= Simeon the Yemenite =

Rabbinic sage of Judaea

Simeon the Yemenite (שמעון התֵּימָנִי, translit: Shimon HaTeimani) or the variant Simeon of Timnah (שמעון התִּימְנִי) (fl. c. 80 - 120 CE) was a third-generation Tanna of possible Yemenite origin who was active in Judaea.

==Life==
He was one of the three Simeons who were considered among the great "students" of the generation before the Bar Kokhba Revolt, the other two being Ben Azzai and Ben Zoma. His teachers were Rabbi Joshua ben Hananiah, Rabbi Akiva and Rabbi Tarfon. He had a daily study session with Judah ben Baba. His teachings recorded in the Mishnah and Baraitot generally refer to matters of Halakhah, only a few being of an Aggadic nature. Renowned for his ability to solve complex issues, he was one of the most important sages of the Sanhedrin in Jabneh and was among the few who were proficient in seventy languages. He reportedly died at a young age before gaining ordination and is therefore never referred to as "Rabbi".

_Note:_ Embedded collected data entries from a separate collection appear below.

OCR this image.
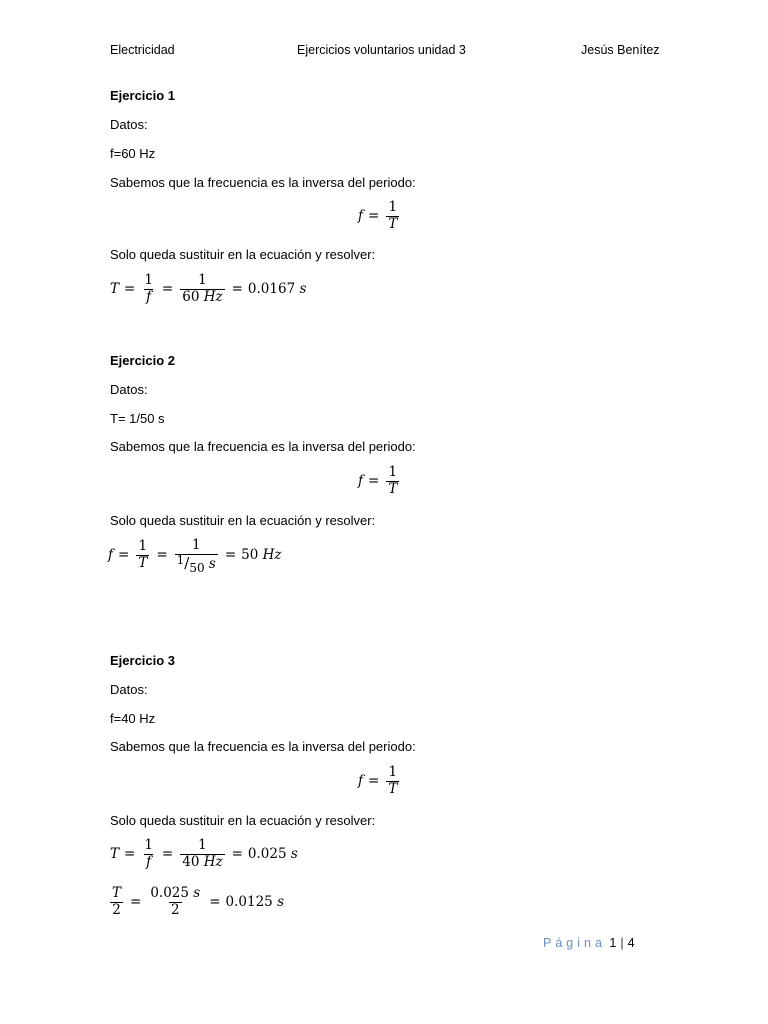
Electricidad	Ejercicios voluntarios unidad 3	Jesús Benítez
Ejercicio 1
Datos:
f=60 Hz
Sabemos que la frecuencia es la inversa del periodo:
$f = \frac{1}{T}$
Solo queda sustituir en la ecuación y resolver:
$T = \frac{1}{f} = \frac{1}{60 Hz} = 0.0167$
s
Ejercicio 2
Datos:
T= 1/50 s
Sabemos que la frecuencia es la inversa del periodo:
$f = \frac{1}{T}$
Solo queda sustituir en la ecuación y resolver:
$f = \frac{1}{T} = \frac{1}{1/50 s} = 50$
Hz
Ejercicio 3
Datos:
f=40 Hz
Sabemos que la frecuencia es la inversa del periodo:
$f = \frac{1}{T}$
Solo queda sustituir en la ecuación y resolver:
$T = \frac{1}{f} = \frac{1}{40 Hz} = 0.025$
s
$\frac{T}{2} = \frac{0.025 s}{2} = 0.0125$
s
Página 1 | 4
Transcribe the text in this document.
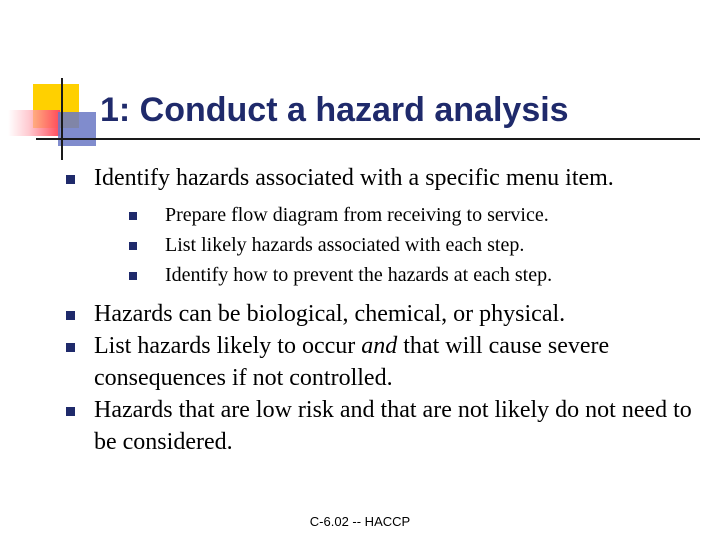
1: Conduct a hazard analysis
Identify hazards associated with a specific menu item.
Prepare flow diagram from receiving to service.
List likely hazards associated with each step.
Identify how to prevent the hazards at each step.
Hazards can be biological, chemical, or physical.
List hazards likely to occur and that will cause severe consequences if not controlled.
Hazards that are low risk and that are not likely do not need to be considered.
C-6.02 -- HACCP
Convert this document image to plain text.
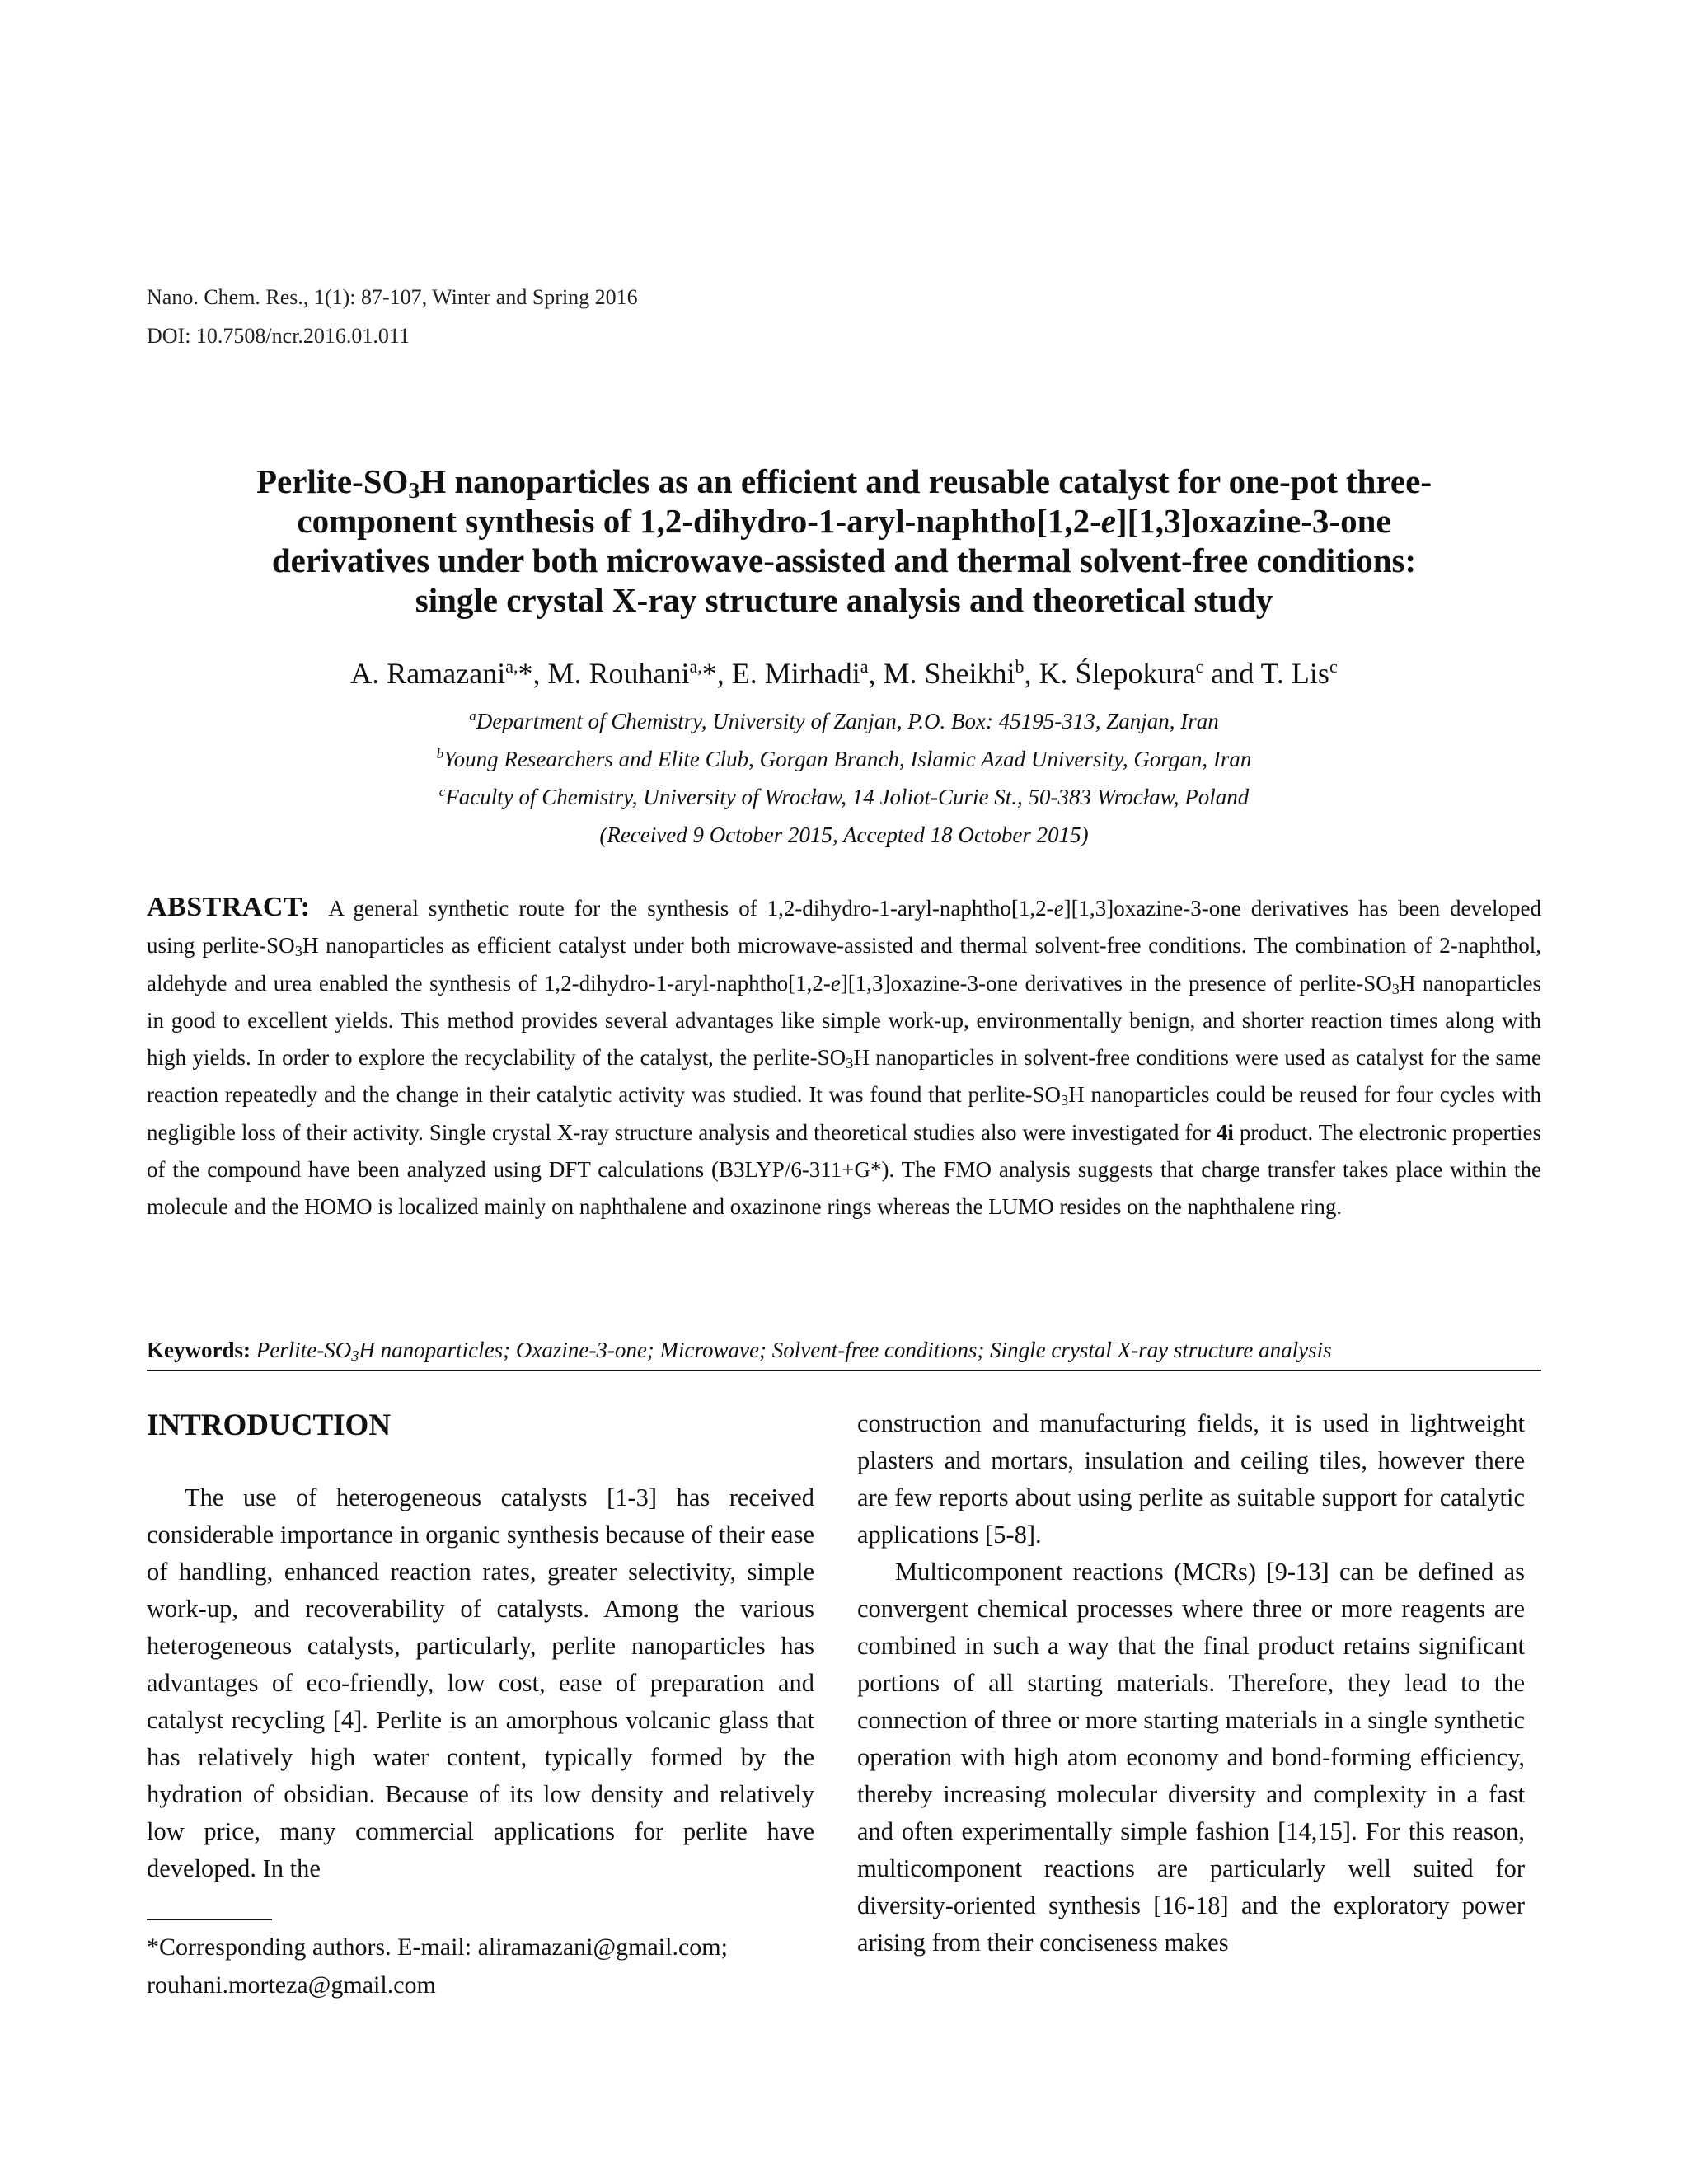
Nano. Chem. Res., 1(1): 87-107, Winter and Spring 2016
DOI: 10.7508/ncr.2016.01.011
Perlite-$SO_3H$ nanoparticles as an efficient and reusable catalyst for one-pot three-
component synthesis of 1,2-dihydro-1-aryl-naphtho[1,2-e][1,3]oxazine-3-one
derivatives under both microwave-assisted and thermal solvent-free conditions:
single crystal X-ray structure analysis and theoretical study
A. Ramazani$^{a,}$*, M. Rouhani$^{a,}$*, E. Mirhadi$^a$, M. Sheikhi$^b$, K. Ślepokura$^c$ and T. Lis$^c$
$^a$Department of Chemistry, University of Zanjan, P.O. Box: 45195-313, Zanjan, Iran
$^b$Young Researchers and Elite Club, Gorgan Branch, Islamic Azad University, Gorgan, Iran
$^c$Faculty of Chemistry, University of Wrocław, 14 Joliot-Curie St., 50-383 Wrocław, Poland
(Received 9 October 2015, Accepted 18 October 2015)

ABSTRACT: A general synthetic route for the synthesis of 1,2-dihydro-1-aryl-naphtho[1,2-e][1,3]oxazine-3-one derivatives has been developed using perlite-$SO_3H$ nanoparticles as efficient catalyst under both microwave-assisted and thermal solvent-free conditions. The combination of 2-naphthol, aldehyde and urea enabled the synthesis of 1,2-dihydro-1-aryl-naphtho[1,2-e][1,3]oxazine-3-one derivatives in the presence of perlite-$SO_3H$ nanoparticles in good to excellent yields. This method provides several advantages like simple work-up, environmentally benign, and shorter reaction times along with high yields. In order to explore the recyclability of the catalyst, the perlite-$SO_3H$ nanoparticles in solvent-free conditions were used as catalyst for the same reaction repeatedly and the change in their catalytic activity was studied. It was found that perlite-$SO_3H$ nanoparticles could be reused for four cycles with negligible loss of their activity. Single crystal X-ray structure analysis and theoretical studies also were investigated for 4i product. The electronic properties of the compound have been analyzed using DFT calculations (B3LYP/6-311+G*). The FMO analysis suggests that charge transfer takes place within the molecule and the HOMO is localized mainly on naphthalene and oxazinone rings whereas the LUMO resides on the naphthalene ring.

Keywords: Perlite-$SO_3H$ nanoparticles; Oxazine-3-one; Microwave; Solvent-free conditions; Single crystal X-ray structure analysis
INTRODUCTION

The use of heterogeneous catalysts [1-3] has received considerable importance in organic synthesis because of their ease of handling, enhanced reaction rates, greater selectivity, simple work-up, and recoverability of catalysts. Among the various heterogeneous catalysts, particularly, perlite nanoparticles has advantages of eco-friendly, low cost, ease of preparation and catalyst recycling [4]. Perlite is an amorphous volcanic glass that has relatively high water content, typically formed by the hydration of obsidian. Because of its low density and relatively low price, many commercial applications for perlite have developed. In the

construction and manufacturing fields, it is used in lightweight plasters and mortars, insulation and ceiling tiles, however there are few reports about using perlite as suitable support for catalytic applications [5-8].

Multicomponent reactions (MCRs) [9-13] can be defined as convergent chemical processes where three or more reagents are combined in such a way that the final product retains significant portions of all starting materials. Therefore, they lead to the connection of three or more starting materials in a single synthetic operation with high atom economy and bond-forming efficiency, thereby increasing molecular diversity and complexity in a fast and often experimentally simple fashion [14,15]. For this reason, multicomponent reactions are particularly well suited for diversity-oriented synthesis [16-18] and the exploratory power arising from their conciseness makes

*Corresponding authors. E-mail: aliramazani@gmail.com;
rouhani.morteza@gmail.com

He is noted for saying: "A bastard is anyone who is born from an [illegal] union for which his parents are liable to kareth", and which teaching comes to exclude a single parent who gave birth to a child outside of wedlock, and whose child is often wrongly called "bastard" under common law.

==Origin==
There is a dispute regarding Rabbi Simeon's origin, whether he was from Yemen or from the Judean town of Timnah. This is due to a variant reading of the Hebrew word "" which can either be pronounced as "Teimani" or "Timni". A reference in tractate Ketubot is identified by Adin Steinsaltz as being "Shimon HaTimni", named so after his native town of Timnah. This is a position taken by earlier commentators, such as Rashi (Ta'anit 19a), Bartenura (Mishnah Ta'anit 3, 7) and Machzor Vitri. Steinsaltz suggest's he was active in his hometown, though he seems to have spent much of his time in the academy at Jabneh. Other commentators believe this tanna was from Yemen, a view taken by Jacob Emden. One attempt to reconcile the issue based on a list of tannaim prepared by Maimonides suggests that there were in fact two rabbis, one from Yemen and one from Timnah. Another view suggests that he was from Teman, an important city of ancient Edom, a view ratified by the Jewish Encyclopedia which calls him "Simeon of Teman".

==Selection of teachings==
- Simeon the Yemenite said: It was due to the observance of circumcision that God divided the Sea for them.
- Simeon the Yemenite said: They also sound the horn in the case of pestilence, but the Sages did not agree with him.